Income Fell For Most Americans In First Five Years Under Bush

From the New York Times courtesy of AlterNet:

Americans earned a smaller average income in 2005 than in 2000, the fifth consecutive year that they had to make ends meet with less money than at the peak of the last economic expansion, new government data shows.


The growth in total incomes was concentrated among those making more than $1 million. The number of such taxpayers grew by more than 26 percent, to 303,817 in 2005, from 239,685 in 2000.

These individuals, who constitute less than a quarter of 1 percent of all taxpayers, reaped almost 47 percent of the total income gains in 2005, compared with 2000.

People with incomes of more than a million dollars also received 62 percent of the savings from the reduced tax rates on long-term capital gains and dividends that President Bush signed into law in 2003, according to a separate analysis by Citizens for Tax Justice, a group that points out policies that it says favor the rich.


Nearly half of Americans reported incomes of less than $30,000, and two-thirds make less than $50,000.

Click here for the rest.

A fairly obvious conclusion to make here is that Republican policies hurt most Americans.
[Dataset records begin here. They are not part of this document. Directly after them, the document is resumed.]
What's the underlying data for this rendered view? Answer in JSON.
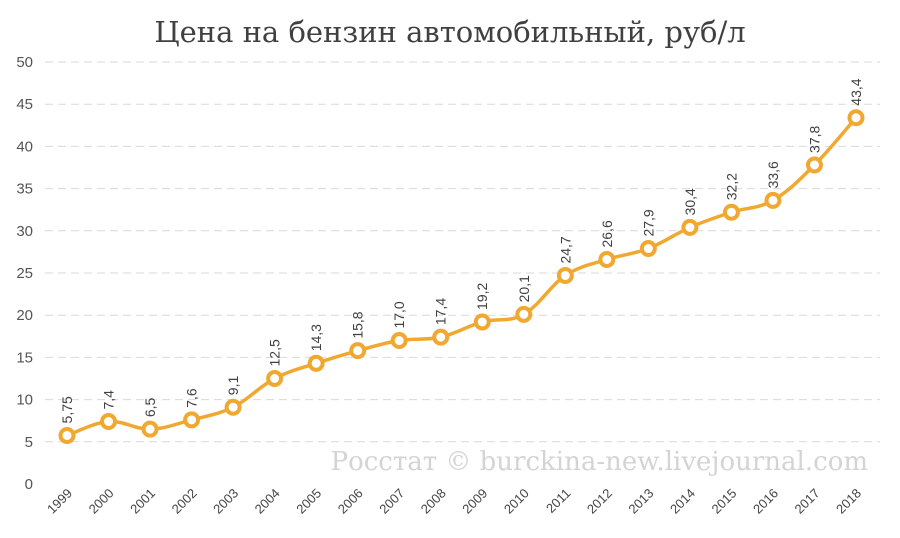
{
  "chart_data": {
    "type": "line",
    "title": "Цена на бензин автомобильный, руб/л",
    "watermark": "Росстат © burckina-new.livejournal.com",
    "x": [
      "1999",
      "2000",
      "2001",
      "2002",
      "2003",
      "2004",
      "2005",
      "2006",
      "2007",
      "2008",
      "2009",
      "2010",
      "2011",
      "2012",
      "2013",
      "2014",
      "2015",
      "2016",
      "2017",
      "2018"
    ],
    "values": [
      5.75,
      7.4,
      6.5,
      7.6,
      9.1,
      12.5,
      14.3,
      15.8,
      17.0,
      17.4,
      19.2,
      20.1,
      24.7,
      26.6,
      27.9,
      30.4,
      32.2,
      33.6,
      37.8,
      43.4
    ],
    "data_labels": [
      "5,75",
      "7,4",
      "6,5",
      "7,6",
      "9,1",
      "12,5",
      "14,3",
      "15,8",
      "17,0",
      "17,4",
      "19,2",
      "20,1",
      "24,7",
      "26,6",
      "27,9",
      "30,4",
      "32,2",
      "33,6",
      "37,8",
      "43,4"
    ],
    "yticks": [
      "0",
      "5",
      "10",
      "15",
      "20",
      "25",
      "30",
      "35",
      "40",
      "45",
      "50"
    ],
    "ylim": [
      0,
      50
    ],
    "grid": true,
    "color": "#f0a830"
  }
}
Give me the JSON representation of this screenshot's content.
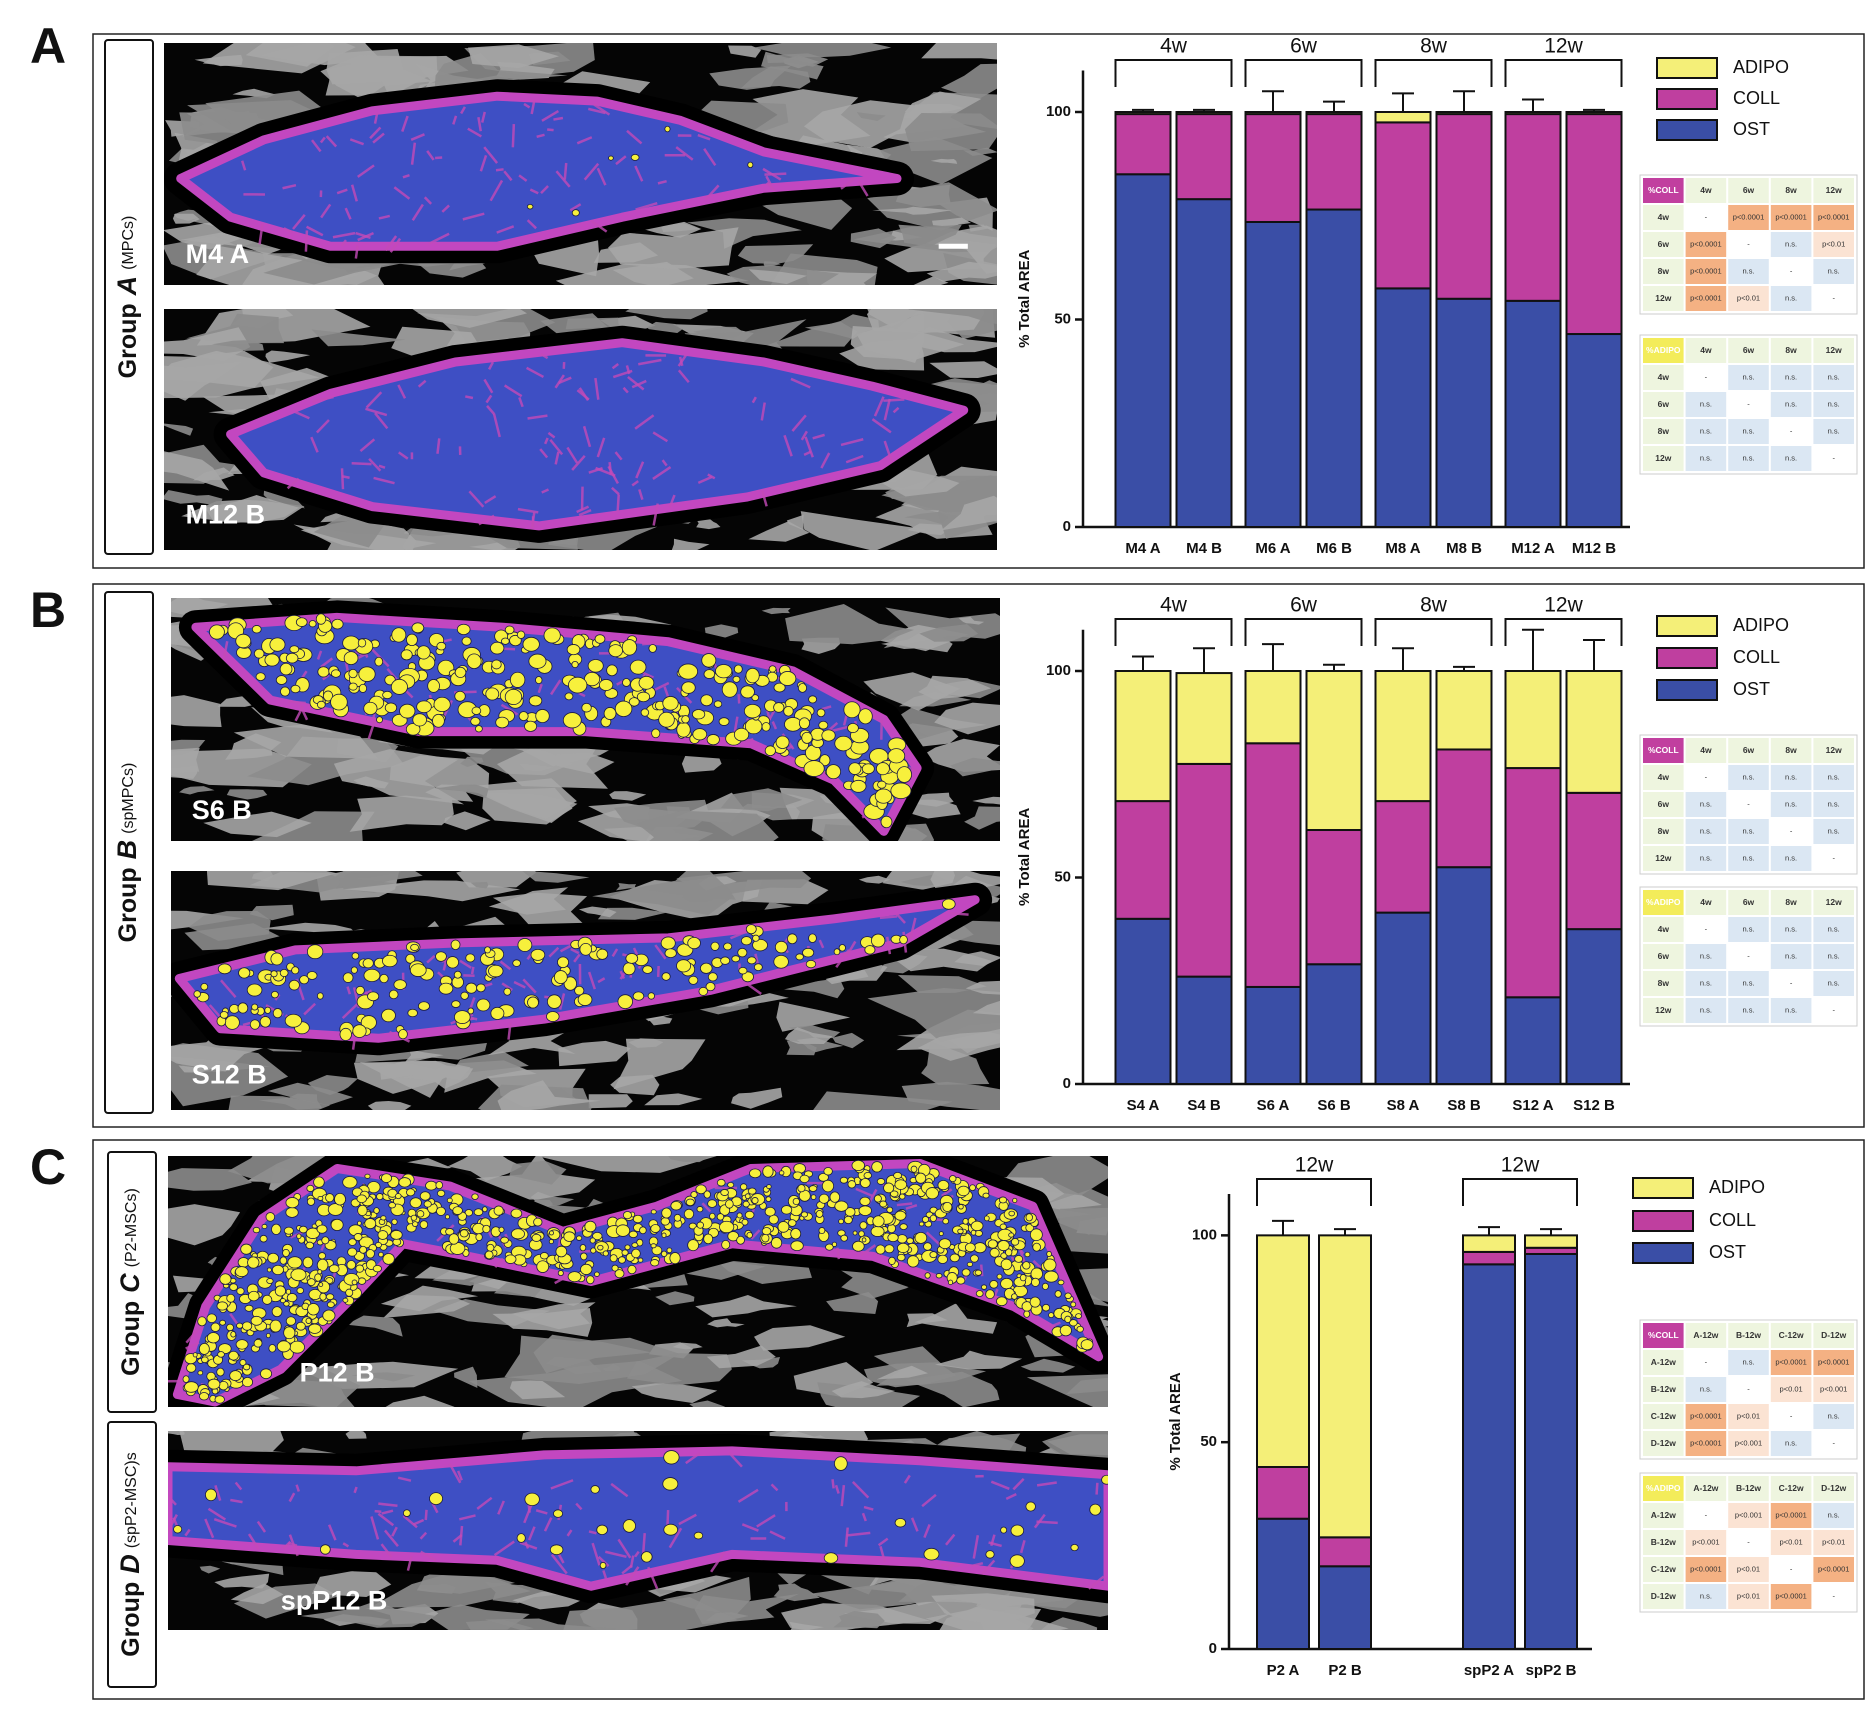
{
  "panels": [
    {
      "letter": "A",
      "groups": [
        {
          "word": "Group",
          "letter": "A",
          "cells": "(MPCs)"
        }
      ],
      "images": [
        "M4 A",
        "M12 B"
      ],
      "tables": [
        {
          "color": "#c13f9f",
          "rows": [
            [
              "%COLL",
              "4w",
              "6w",
              "8w",
              "12w"
            ],
            [
              "4w",
              "-",
              "p<0.0001",
              "p<0.0001",
              "p<0.0001"
            ],
            [
              "6w",
              "p<0.0001",
              "-",
              "n.s.",
              "p<0.01"
            ],
            [
              "8w",
              "p<0.0001",
              "n.s.",
              "-",
              "n.s."
            ],
            [
              "12w",
              "p<0.0001",
              "p<0.01",
              "n.s.",
              "-"
            ]
          ]
        },
        {
          "color": "#f3ec5a",
          "rows": [
            [
              "%ADIPO",
              "4w",
              "6w",
              "8w",
              "12w"
            ],
            [
              "4w",
              "-",
              "n.s.",
              "n.s.",
              "n.s."
            ],
            [
              "6w",
              "n.s.",
              "-",
              "n.s.",
              "n.s."
            ],
            [
              "8w",
              "n.s.",
              "n.s.",
              "-",
              "n.s."
            ],
            [
              "12w",
              "n.s.",
              "n.s.",
              "n.s.",
              "-"
            ]
          ]
        }
      ]
    },
    {
      "letter": "B",
      "groups": [
        {
          "word": "Group",
          "letter": "B",
          "cells": "(spMPCs)"
        }
      ],
      "images": [
        "S6 B",
        "S12 B"
      ],
      "tables": [
        {
          "color": "#c13f9f",
          "rows": [
            [
              "%COLL",
              "4w",
              "6w",
              "8w",
              "12w"
            ],
            [
              "4w",
              "-",
              "n.s.",
              "n.s.",
              "n.s."
            ],
            [
              "6w",
              "n.s.",
              "-",
              "n.s.",
              "n.s."
            ],
            [
              "8w",
              "n.s.",
              "n.s.",
              "-",
              "n.s."
            ],
            [
              "12w",
              "n.s.",
              "n.s.",
              "n.s.",
              "-"
            ]
          ]
        },
        {
          "color": "#f3ec5a",
          "rows": [
            [
              "%ADIPO",
              "4w",
              "6w",
              "8w",
              "12w"
            ],
            [
              "4w",
              "-",
              "n.s.",
              "n.s.",
              "n.s."
            ],
            [
              "6w",
              "n.s.",
              "-",
              "n.s.",
              "n.s."
            ],
            [
              "8w",
              "n.s.",
              "n.s.",
              "-",
              "n.s."
            ],
            [
              "12w",
              "n.s.",
              "n.s.",
              "n.s.",
              "-"
            ]
          ]
        }
      ]
    },
    {
      "letter": "C",
      "groups": [
        {
          "word": "Group",
          "letter": "C",
          "cells": "(P2-MSCs)"
        },
        {
          "word": "Group",
          "letter": "D",
          "cells": "(spP2-MSC)s"
        }
      ],
      "images": [
        "P12 B",
        "spP12 B"
      ],
      "tables": [
        {
          "color": "#c13f9f",
          "rows": [
            [
              "%COLL",
              "A-12w",
              "B-12w",
              "C-12w",
              "D-12w"
            ],
            [
              "A-12w",
              "-",
              "n.s.",
              "p<0.0001",
              "p<0.0001"
            ],
            [
              "B-12w",
              "n.s.",
              "-",
              "p<0.01",
              "p<0.001"
            ],
            [
              "C-12w",
              "p<0.0001",
              "p<0.01",
              "-",
              "n.s."
            ],
            [
              "D-12w",
              "p<0.0001",
              "p<0.001",
              "n.s.",
              "-"
            ]
          ]
        },
        {
          "color": "#f3ec5a",
          "rows": [
            [
              "%ADIPO",
              "A-12w",
              "B-12w",
              "C-12w",
              "D-12w"
            ],
            [
              "A-12w",
              "-",
              "p<0.001",
              "p<0.0001",
              "n.s."
            ],
            [
              "B-12w",
              "p<0.001",
              "-",
              "p<0.01",
              "p<0.01"
            ],
            [
              "C-12w",
              "p<0.0001",
              "p<0.01",
              "-",
              "p<0.0001"
            ],
            [
              "D-12w",
              "n.s.",
              "p<0.01",
              "p<0.0001",
              "-"
            ]
          ]
        }
      ]
    }
  ],
  "chart_data": [
    {
      "type": "bar",
      "stacked": true,
      "y_label": "% Total AREA",
      "brackets": [
        "4w",
        "6w",
        "8w",
        "12w"
      ],
      "categories": [
        "M4 A",
        "M4 B",
        "M6 A",
        "M6 B",
        "M8 A",
        "M8 B",
        "M12 A",
        "M12 B"
      ],
      "series": [
        {
          "name": "OST",
          "color": "#3a4ea6",
          "values": [
            85,
            79,
            73.5,
            76.5,
            57.5,
            55,
            54.5,
            46.5
          ],
          "errors": [
            1,
            1.5,
            5,
            2.5,
            7,
            5.5,
            3,
            1
          ]
        },
        {
          "name": "COLL",
          "color": "#bf3f9f",
          "values": [
            14.5,
            20.5,
            26,
            23,
            40,
            44.5,
            45,
            53
          ],
          "errors": [
            0.5,
            0.5,
            0.5,
            0.5,
            0.5,
            0.5,
            0.5,
            0.5
          ]
        },
        {
          "name": "ADIPO",
          "color": "#f4ef78",
          "values": [
            0.5,
            0.5,
            0.5,
            0.5,
            2.5,
            0.5,
            0.5,
            0.5
          ],
          "errors": [
            0.5,
            0.5,
            5,
            2.5,
            4.5,
            5,
            3,
            0.5
          ]
        }
      ],
      "ylim": [
        0,
        110
      ],
      "yticks": [
        0,
        50,
        100
      ]
    },
    {
      "type": "bar",
      "stacked": true,
      "y_label": "% Total AREA",
      "brackets": [
        "4w",
        "6w",
        "8w",
        "12w"
      ],
      "categories": [
        "S4 A",
        "S4 B",
        "S6 A",
        "S6 B",
        "S8 A",
        "S8 B",
        "S12 A",
        "S12 B"
      ],
      "series": [
        {
          "name": "OST",
          "color": "#3a4ea6",
          "values": [
            40,
            26,
            23.5,
            29,
            41.5,
            52.5,
            21,
            37.5
          ],
          "errors": [
            1,
            6,
            9.5,
            2.5,
            7,
            2,
            6.5,
            6.5
          ]
        },
        {
          "name": "COLL",
          "color": "#bf3f9f",
          "values": [
            28.5,
            51.5,
            59,
            32.5,
            27,
            28.5,
            55.5,
            33
          ],
          "errors": [
            4,
            3.5,
            3.5,
            1,
            6,
            1,
            5.5,
            3
          ]
        },
        {
          "name": "ADIPO",
          "color": "#f4ef78",
          "values": [
            31.5,
            22,
            17.5,
            38.5,
            31.5,
            19,
            23.5,
            29.5
          ],
          "errors": [
            3.5,
            6,
            6.5,
            1.5,
            5.5,
            1,
            10,
            7.5
          ]
        }
      ],
      "ylim": [
        0,
        110
      ],
      "yticks": [
        0,
        50,
        100
      ]
    },
    {
      "type": "bar",
      "stacked": true,
      "y_label": "% Total AREA",
      "brackets": [
        "12w",
        "12w"
      ],
      "categories": [
        "P2 A",
        "P2 B",
        "spP2 A",
        "spP2 B"
      ],
      "series": [
        {
          "name": "OST",
          "color": "#3a4ea6",
          "values": [
            31.5,
            20,
            93,
            95.5
          ],
          "errors": [
            1,
            2.5,
            1,
            1
          ]
        },
        {
          "name": "COLL",
          "color": "#bf3f9f",
          "values": [
            12.5,
            7,
            3,
            1.5
          ],
          "errors": [
            4.5,
            1.5,
            1,
            1
          ]
        },
        {
          "name": "ADIPO",
          "color": "#f4ef78",
          "values": [
            56,
            73,
            4,
            3
          ],
          "errors": [
            3.5,
            1.5,
            2,
            1.5
          ]
        }
      ],
      "ylim": [
        0,
        110
      ],
      "yticks": [
        0,
        50,
        100
      ]
    }
  ]
}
Indeed, the GOP has been successfully bullshitting voters for a long time. The notion that tax cuts are always good is bullshit. The notion that growing the economy is all we need to do to help most people's pocketbooks is also bullshit.

To be sure, some tax cuts are indeed good, and growing the economy, in and of itself, is also good. However, Republican tax cuts are usually about paying off wealthy campaign donors; they're not really for you and me, and don't forget that when we cut spending to pay for those tax cuts (hey, that's a novel idea!), it almost always hurts that two thirds of the country making under $50k, and usually never hurts that million-dollar salary club. And even though economic growth is generally something we need, the aforementioned million-dollar club has apparently perfected the art of pocketing the bounty of such growth; that is, growth, by itself, can no longer be used to gauge the economic health of the nation.

We've really got to develop a new vocabulary for talking about all this stuff--"tax cuts" and "growth" just don't do it anymore.